Originally published at: Deploying GPT-J and T5 with NVIDIA Triton Inference Server | NVIDIA Technical Blog
Learn step by step how to use the FasterTransformer library and Triton Inference Server to serve T5-3B and GPT-J 6B models in an optimal manner with tensor parallelism.
hi @jwitsoe ,
I am from the Chinese developer community.
There seems to be a picture mismatch in the results section of the article. Figure 5 should be T5-3B model inference speed-up comparison, but it shows GPT-J 6B.
@kun.he.love.u Thanks for letting us know. We’ve updated the image.
Can you please provide similar step by step guide for multi node inference example with Triton server?
wow, I was waiting for such a guide for a long. Waiting for smth like that with Trition server as was asked above by aneesinaec.
I tried similar exercise with a bloom model.
I have 2 GPU’s with ~10 GB Memory on each. While trying to load a 14GB model in 2 GPU config, I keep getting out of memory error.

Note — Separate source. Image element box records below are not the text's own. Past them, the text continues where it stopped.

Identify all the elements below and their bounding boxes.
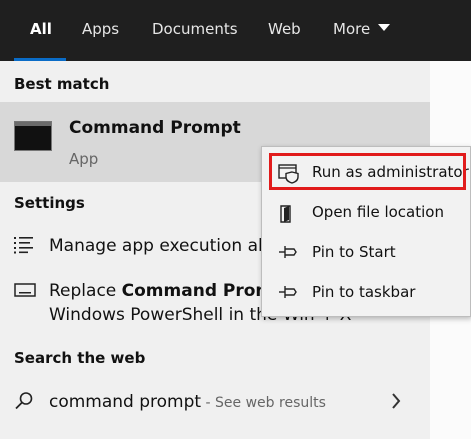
menu-item-pin-to-taskbar[interactable]: Pin to taskbar xyxy=(262,273,470,313)
setting-replace-prefix: Replace xyxy=(49,281,122,301)
menu-item-open-file-location-label: Open file location xyxy=(312,203,444,221)
setting-manage-app-execution-label: Manage app execution ali xyxy=(49,236,268,256)
search-web-header: Search the web xyxy=(14,349,146,367)
menu-item-open-file-location[interactable]: Open file location xyxy=(262,193,470,233)
search-icon xyxy=(15,392,33,410)
tab-web[interactable]: Web xyxy=(268,0,301,61)
best-match-subtitle: App xyxy=(69,150,99,168)
menu-item-pin-to-start-label: Pin to Start xyxy=(312,243,396,261)
highlight-box xyxy=(269,153,466,190)
caret-down-icon xyxy=(378,24,391,31)
command-prompt-icon xyxy=(14,121,52,151)
pin-icon xyxy=(279,286,297,298)
best-match-title: Command Prompt xyxy=(69,118,241,138)
tab-documents[interactable]: Documents xyxy=(152,0,238,61)
file-location-icon xyxy=(280,205,291,223)
best-match-header: Best match xyxy=(14,75,110,93)
tab-more[interactable]: More xyxy=(333,0,391,61)
web-search-query: command prompt xyxy=(49,392,202,412)
web-search-suffix: - See web results xyxy=(201,395,326,411)
menu-item-pin-to-start[interactable]: Pin to Start xyxy=(262,233,470,273)
list-settings-icon xyxy=(14,237,33,254)
web-search-text: command prompt - See web results xyxy=(49,392,326,412)
settings-header: Settings xyxy=(14,194,85,212)
pin-icon xyxy=(279,246,297,258)
tab-apps[interactable]: Apps xyxy=(82,0,119,61)
keyboard-icon xyxy=(14,283,36,297)
chevron-right-icon xyxy=(392,393,401,409)
tab-more-label: More xyxy=(333,20,371,38)
tab-all[interactable]: All xyxy=(30,0,52,61)
setting-replace-label: Replace Command Promp xyxy=(49,281,285,301)
menu-item-pin-to-taskbar-label: Pin to taskbar xyxy=(312,283,416,301)
search-filter-bar: All Apps Documents Web More xyxy=(0,0,471,61)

Fasttransformer backend supposed to split the 14 GB model in to 2 CPU’s and load…rite? What am i possibly missing here?
Thank you for the feedback. We will consider it. You can also refer the document in fastertransformer_backend/t5_guide.md at main · triton-inference-server/fastertransformer_backend · GitHub first.
Can you share more details and your steps?